Negative Incentives

Traditional P4P programs offer financial bonuses for achieving quality markers. But there is a new trend on the rise that adds a stick to the carrot. Medicare’s no-pay rule, which explicitly denies payment for 10 hospital-acquired conditions, is leading the way. The rationale behind the no-pay rule is that insurers should not have to reimburse clinicians for medical conditions that result from suboptimal care such as bed sores newly acquired in hospitals. Such “never events” are considered 100% avoidable according to Medicare and should therefore never occur, much less generate greater income. Debate rages over what percentage of which conditions are truly avoidable, rather than over the fairness of the basic concept of “non-payment for never events.” In the articles below, Trapp (234) lists Medicare’s 10 no-pay conditions, Wald (158) critically analyzes non-payment for catheter-associated urinary tract infections, and Schneider (231) reports that CMS bonus payments for e-prescribing will gradually decrease to a penalty for failure to e-prescribe by 2012. Importantly, Streiff (309) argues that non-payment models must recalculate to accommodate for the small amount of patients that will develop many of the proposed "never events," no matter how well patient care is administered.

 

 

Negative Incentives Literature

 

(158) Wald HL, Kramer AW. Nonpayment for Harms Resulting From Medical Care: Catheter-Associated Urinary Tract Infections. JAMA. Commentary. 2007: 298(23) 2782-2784.

PMID: 18165672

Summary:

  • CMS reform will not reimburse for 8 preventable hospital-acquired conditions in a hope to eliminate perverse financial incentives.
  • Commentary focuses on catheter-associated UTI disincentives.
  • There is a risk of overtreatment due to this reform.

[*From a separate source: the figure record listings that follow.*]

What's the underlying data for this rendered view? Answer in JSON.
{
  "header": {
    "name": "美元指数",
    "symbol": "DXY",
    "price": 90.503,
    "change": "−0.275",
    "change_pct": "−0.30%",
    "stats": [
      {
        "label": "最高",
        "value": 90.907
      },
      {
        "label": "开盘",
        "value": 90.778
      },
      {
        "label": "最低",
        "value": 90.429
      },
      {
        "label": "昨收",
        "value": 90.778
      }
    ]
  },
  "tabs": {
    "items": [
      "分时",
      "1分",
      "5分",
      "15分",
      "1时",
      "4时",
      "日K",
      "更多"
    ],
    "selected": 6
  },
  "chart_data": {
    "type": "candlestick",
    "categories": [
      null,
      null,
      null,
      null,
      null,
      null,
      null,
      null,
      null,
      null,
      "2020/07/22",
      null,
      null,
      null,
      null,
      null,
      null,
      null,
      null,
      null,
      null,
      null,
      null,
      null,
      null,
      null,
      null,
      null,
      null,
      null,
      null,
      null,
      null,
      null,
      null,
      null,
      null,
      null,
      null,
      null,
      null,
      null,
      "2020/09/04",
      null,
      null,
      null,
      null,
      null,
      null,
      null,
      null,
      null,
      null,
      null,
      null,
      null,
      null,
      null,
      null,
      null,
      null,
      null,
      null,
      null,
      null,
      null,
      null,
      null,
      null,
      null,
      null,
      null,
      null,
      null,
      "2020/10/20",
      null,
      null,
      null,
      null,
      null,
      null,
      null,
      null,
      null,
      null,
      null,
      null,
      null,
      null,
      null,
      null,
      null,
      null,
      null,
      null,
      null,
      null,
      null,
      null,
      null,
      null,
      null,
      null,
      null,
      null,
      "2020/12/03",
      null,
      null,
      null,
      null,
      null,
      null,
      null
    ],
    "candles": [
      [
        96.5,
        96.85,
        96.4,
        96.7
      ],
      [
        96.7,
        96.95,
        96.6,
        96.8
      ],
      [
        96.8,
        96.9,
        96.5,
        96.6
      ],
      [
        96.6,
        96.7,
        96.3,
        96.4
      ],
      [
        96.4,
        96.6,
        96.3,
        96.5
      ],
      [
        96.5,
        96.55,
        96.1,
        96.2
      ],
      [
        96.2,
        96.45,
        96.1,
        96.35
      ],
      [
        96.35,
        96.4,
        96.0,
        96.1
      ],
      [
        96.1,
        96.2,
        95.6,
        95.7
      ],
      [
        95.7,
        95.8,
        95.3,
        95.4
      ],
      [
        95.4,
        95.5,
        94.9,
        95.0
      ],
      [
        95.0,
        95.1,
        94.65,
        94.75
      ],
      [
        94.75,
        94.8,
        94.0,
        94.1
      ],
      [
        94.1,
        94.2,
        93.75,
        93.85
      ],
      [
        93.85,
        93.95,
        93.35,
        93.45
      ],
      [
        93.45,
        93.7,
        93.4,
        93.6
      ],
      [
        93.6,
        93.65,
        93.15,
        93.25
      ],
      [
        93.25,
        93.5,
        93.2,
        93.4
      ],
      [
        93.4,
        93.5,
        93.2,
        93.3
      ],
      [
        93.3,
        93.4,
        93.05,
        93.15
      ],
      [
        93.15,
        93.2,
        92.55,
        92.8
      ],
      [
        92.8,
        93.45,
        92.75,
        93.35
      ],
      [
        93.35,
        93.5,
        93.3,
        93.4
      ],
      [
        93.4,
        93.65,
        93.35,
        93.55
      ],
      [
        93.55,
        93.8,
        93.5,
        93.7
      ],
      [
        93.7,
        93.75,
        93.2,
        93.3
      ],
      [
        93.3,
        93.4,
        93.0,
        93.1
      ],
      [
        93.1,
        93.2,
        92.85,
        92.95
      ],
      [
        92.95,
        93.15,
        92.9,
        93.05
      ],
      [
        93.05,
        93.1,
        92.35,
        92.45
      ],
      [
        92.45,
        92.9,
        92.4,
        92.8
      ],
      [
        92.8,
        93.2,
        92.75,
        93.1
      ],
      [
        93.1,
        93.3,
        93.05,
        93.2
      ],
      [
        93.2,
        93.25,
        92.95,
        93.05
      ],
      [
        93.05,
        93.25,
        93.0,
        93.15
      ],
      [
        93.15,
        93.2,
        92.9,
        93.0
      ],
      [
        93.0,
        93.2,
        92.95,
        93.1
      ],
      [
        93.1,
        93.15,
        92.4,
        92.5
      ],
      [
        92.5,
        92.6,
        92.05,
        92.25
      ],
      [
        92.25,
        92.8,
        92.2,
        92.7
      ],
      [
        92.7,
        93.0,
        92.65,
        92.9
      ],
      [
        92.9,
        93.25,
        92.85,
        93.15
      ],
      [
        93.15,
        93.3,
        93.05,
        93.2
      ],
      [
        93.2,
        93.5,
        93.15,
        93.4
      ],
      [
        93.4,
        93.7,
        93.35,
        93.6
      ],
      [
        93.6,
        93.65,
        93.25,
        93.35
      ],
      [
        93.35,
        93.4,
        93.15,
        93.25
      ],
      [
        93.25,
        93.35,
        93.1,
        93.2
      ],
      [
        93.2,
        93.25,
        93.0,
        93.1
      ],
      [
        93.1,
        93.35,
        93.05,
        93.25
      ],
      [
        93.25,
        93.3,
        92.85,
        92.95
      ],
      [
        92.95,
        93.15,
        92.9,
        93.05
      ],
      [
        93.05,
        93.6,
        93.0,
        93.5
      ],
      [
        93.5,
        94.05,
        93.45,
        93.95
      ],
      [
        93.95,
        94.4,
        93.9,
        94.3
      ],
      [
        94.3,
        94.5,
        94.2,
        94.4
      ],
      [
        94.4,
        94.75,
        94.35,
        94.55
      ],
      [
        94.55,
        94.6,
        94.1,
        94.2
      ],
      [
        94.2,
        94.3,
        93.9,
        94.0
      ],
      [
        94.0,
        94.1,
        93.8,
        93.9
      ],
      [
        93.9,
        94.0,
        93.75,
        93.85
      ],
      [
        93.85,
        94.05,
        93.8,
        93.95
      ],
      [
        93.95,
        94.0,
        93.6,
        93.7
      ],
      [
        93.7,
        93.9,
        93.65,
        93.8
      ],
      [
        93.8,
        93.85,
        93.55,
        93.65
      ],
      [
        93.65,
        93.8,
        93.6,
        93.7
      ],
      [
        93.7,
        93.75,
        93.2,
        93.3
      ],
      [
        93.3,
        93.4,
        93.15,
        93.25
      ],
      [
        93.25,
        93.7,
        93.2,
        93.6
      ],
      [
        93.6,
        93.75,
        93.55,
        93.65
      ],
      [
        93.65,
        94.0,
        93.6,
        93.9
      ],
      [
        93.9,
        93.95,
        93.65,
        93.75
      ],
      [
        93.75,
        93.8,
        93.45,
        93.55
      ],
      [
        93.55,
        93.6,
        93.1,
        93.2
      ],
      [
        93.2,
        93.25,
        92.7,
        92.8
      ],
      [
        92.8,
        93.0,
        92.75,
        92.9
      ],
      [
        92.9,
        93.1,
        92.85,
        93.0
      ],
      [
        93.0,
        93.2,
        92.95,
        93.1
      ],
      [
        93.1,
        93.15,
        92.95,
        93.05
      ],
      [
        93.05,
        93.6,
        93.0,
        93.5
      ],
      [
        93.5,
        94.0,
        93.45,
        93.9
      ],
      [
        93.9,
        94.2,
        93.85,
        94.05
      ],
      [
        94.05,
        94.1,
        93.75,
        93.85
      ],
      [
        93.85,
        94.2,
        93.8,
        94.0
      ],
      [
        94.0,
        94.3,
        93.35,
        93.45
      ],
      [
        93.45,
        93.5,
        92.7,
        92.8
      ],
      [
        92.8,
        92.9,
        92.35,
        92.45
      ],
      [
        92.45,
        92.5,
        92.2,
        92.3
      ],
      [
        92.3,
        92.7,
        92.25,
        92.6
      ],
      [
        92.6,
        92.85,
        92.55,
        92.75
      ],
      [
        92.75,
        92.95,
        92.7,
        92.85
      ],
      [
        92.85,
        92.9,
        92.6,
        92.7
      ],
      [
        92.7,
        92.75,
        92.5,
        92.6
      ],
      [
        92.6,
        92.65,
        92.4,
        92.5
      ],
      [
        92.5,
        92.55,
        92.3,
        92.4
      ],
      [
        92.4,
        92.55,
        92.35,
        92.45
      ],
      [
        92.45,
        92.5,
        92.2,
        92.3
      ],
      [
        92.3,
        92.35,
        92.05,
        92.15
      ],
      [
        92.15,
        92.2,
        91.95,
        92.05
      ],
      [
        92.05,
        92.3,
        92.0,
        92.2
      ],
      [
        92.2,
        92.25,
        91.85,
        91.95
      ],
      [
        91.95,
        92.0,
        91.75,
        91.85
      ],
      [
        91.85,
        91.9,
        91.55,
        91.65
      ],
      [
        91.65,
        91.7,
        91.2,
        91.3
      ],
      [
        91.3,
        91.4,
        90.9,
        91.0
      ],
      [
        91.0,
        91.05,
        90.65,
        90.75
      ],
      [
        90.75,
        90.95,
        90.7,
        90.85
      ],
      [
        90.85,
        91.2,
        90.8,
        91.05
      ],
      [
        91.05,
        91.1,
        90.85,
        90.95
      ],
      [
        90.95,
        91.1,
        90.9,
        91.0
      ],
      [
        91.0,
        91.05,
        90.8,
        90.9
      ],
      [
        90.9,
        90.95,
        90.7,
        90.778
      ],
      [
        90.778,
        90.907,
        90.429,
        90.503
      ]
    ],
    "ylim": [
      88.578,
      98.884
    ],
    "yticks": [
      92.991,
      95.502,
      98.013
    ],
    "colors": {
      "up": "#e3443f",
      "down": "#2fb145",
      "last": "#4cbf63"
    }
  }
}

Significance to Literature:

Will CMS’ non-payment disincentives decrease the incidence of 8 targeted preventable hospital acquired conditions?

 

 

(231) Schneider ME. Feds Use Carrot Approach To Promote E-Prescribing. Family Practice News. August 1, 2008.

Link: http://www.familypracticenews.com/search/search-single-view/feds-use-car...

Summary:

  • Bonus payments for e-prescribing gradually decrease to a penalty for failure to transmit prescriptions electronically.
  • This is expected to save Medicare up to $156 million over five years by avoiding adverse drug events.
  • Starting in 2012, physicians that do not e-prescribe will have Medicare reimbursement cut by 1%.

Significance to Literature:

This policy allows time for small physician groups to adopt the properly needed technology.

 

 

(234) Trapp D. Final Medicare no-pay rule targets 10 hospital-acquired conditions. American Medical News. August 25, 2008.

Link: http://www.ama-assn.org/amednews/2008/08/25/gvl10825.htm

Summary:

  • CMS is reducing pay for 10 preventable complications, and physicians insist that measures need to be reworked to account for patient risk factors.
  • Physicians also believe that better evidence for some of the guidelines must be shown, specifically, that these complications can be reduced greatly.

Significance to Literature:

This rule could lead physicians and hospitals to be weary of treating high risk patients.

 

 

(309) Streiff MB, Haut ER. The CMS Ruling on Venous Thromboembolism After Total Knee or Hip Arthroplasty. JAMA. Commentary. 2009: 301(10) 1063-1065.

PMID: 19278950 

Summary:

  • Deep venous thrombosis (DVT) was added to the list of never events that CMS will not reimburse for as a complication to total knee and hip arthroplasty.
  • It is estimated that 2.5% of patients properly treated with prophylaxis will still develop DVT, and 1.8% will develop major bleeding complications with prophylaxis.
  • This leaves knee and hip arthroplasty providers financially penalized for providing the surgery.

Significance to Literature:

P4P never events as performance measures must find a way to account for a small percentage of patients that will develop a “preventable” side effect.